Concern over tainted supplements peaked last year after seven players, including Britain's Greg Rusedski, tested positive for the banned substance nandrolone. Rusedski escaped punishment by successfully arguing that contaminated supplements supplied by the ATP were responsible for his failed test. The ATP later conceded their supplements may have been to blame.
The new supplements will be produced according to U.S. Federal Drug Administration regulations and tested for purity by GlaxoSmithKline before being placed in numbered batches. The batches will then be tested by a WADA-approved laboratory in Newmarket, England, before being offered to players at the Australian Open which starts on January 17.
In case a player returns a positive test, a small sample from each batch will be secured and stored for three times the product's normal shelf life (3½ months to 2½ years) so it can be determined whether the supplement was tainted.
While supportive of the ATP effort, WADA warned that players must continue to remain vigilant about what they put in their bodies.

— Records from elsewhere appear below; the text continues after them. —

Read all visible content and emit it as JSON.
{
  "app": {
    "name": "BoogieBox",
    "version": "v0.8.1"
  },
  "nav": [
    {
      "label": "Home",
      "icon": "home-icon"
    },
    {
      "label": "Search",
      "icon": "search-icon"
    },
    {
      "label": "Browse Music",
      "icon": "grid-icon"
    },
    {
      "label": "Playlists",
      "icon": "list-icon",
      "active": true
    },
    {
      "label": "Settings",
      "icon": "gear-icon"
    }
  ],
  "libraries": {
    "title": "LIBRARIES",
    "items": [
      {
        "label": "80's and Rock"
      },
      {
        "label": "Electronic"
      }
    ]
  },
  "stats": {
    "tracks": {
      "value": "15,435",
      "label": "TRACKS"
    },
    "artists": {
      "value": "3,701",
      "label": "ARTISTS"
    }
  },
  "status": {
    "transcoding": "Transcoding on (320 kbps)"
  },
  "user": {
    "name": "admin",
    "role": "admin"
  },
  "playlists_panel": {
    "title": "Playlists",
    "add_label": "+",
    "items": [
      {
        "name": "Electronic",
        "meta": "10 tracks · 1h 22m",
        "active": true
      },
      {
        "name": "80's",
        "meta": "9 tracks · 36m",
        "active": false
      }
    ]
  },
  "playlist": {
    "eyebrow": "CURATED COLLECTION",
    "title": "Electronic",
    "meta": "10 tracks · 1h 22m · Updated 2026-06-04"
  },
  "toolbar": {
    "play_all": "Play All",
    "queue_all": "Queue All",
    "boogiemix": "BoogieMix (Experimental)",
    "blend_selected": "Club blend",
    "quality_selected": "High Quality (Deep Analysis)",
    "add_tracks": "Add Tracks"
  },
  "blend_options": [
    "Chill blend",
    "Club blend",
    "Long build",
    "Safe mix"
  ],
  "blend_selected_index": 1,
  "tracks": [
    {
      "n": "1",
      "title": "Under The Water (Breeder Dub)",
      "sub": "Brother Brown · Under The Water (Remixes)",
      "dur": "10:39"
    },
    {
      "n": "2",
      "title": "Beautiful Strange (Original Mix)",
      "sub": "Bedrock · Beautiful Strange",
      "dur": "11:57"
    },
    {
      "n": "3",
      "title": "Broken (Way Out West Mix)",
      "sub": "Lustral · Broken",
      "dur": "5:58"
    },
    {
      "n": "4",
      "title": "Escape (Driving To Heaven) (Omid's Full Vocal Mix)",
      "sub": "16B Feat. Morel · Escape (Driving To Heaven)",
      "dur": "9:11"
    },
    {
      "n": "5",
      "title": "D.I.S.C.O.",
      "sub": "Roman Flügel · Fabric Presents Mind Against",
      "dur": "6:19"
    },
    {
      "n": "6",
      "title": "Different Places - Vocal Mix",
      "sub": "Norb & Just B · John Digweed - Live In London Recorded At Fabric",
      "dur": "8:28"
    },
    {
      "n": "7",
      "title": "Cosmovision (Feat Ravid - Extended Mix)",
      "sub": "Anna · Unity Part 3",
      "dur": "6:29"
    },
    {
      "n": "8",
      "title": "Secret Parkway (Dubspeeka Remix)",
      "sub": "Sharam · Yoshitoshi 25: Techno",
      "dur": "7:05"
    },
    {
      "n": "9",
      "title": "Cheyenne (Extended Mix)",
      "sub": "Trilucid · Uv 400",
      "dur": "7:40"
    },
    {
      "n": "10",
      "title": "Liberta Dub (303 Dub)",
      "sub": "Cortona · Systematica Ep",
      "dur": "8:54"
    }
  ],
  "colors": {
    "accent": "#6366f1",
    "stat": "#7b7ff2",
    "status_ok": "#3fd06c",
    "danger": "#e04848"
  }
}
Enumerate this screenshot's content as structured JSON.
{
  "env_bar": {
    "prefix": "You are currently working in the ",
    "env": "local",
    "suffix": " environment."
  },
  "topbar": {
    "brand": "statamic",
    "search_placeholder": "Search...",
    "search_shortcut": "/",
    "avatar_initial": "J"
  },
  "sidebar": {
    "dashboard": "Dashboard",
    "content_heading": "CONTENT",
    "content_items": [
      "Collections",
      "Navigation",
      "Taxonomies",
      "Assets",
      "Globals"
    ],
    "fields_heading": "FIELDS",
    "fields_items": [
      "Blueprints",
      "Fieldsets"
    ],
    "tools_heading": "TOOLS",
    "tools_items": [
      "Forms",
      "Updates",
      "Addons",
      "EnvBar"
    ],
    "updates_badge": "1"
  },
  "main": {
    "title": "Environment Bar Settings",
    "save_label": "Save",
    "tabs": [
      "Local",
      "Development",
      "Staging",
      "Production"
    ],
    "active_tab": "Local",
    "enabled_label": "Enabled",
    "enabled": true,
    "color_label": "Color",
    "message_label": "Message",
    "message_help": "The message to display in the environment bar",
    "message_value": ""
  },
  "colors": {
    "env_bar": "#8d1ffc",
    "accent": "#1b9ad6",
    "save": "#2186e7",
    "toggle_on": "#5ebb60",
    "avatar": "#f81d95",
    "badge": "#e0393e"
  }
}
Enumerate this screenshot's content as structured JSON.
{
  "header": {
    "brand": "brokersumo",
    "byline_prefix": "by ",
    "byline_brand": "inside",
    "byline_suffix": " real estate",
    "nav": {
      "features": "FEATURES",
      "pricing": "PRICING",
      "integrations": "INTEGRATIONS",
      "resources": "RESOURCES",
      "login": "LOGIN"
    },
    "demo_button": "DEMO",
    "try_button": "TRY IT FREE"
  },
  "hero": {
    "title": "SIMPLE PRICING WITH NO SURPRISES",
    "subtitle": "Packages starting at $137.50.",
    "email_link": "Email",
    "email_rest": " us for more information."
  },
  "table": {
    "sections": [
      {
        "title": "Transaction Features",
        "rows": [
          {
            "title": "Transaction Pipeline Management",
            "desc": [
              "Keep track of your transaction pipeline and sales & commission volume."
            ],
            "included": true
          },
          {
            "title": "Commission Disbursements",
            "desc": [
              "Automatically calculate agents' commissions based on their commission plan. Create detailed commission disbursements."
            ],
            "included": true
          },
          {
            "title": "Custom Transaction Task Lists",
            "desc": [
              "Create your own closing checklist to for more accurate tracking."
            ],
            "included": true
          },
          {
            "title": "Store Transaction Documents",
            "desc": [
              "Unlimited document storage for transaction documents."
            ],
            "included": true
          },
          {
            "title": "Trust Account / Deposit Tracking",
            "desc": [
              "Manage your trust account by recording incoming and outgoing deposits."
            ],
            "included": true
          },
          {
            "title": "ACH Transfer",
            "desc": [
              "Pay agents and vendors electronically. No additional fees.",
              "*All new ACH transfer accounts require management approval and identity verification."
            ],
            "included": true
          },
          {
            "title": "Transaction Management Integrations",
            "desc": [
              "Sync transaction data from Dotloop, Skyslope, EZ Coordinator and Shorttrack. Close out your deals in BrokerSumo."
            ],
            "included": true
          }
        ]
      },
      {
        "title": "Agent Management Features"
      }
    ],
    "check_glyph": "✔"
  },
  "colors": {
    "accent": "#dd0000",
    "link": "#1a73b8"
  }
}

"It's not a WADA-approved project but any advancement towards eliminating contaminated supplements is a step in the right direction," David Howman, WADA executive director told Reuters. "But it is only a step, players will have to be aware of piracy and mislabelling.
"Someone will try to sell the products cheaper and a player just might pick up some pills read the label see it's approved and assume it is all right when it isn't.
"Some players will get them from other players and so on.
"You have to be very cautious in the way forward in these matters."
The International Tennis Federation also expressed skepticism and concerned about who would be deemed liable should a player fail a test.
"We believe in general there are not many advantages (to using supplements). We believe it's more psychological than a physical advantage," ITF chief Francesco Ricci Bitti said. "Supplements are risky. We stick to our position -- it's not clear supplements are helpful."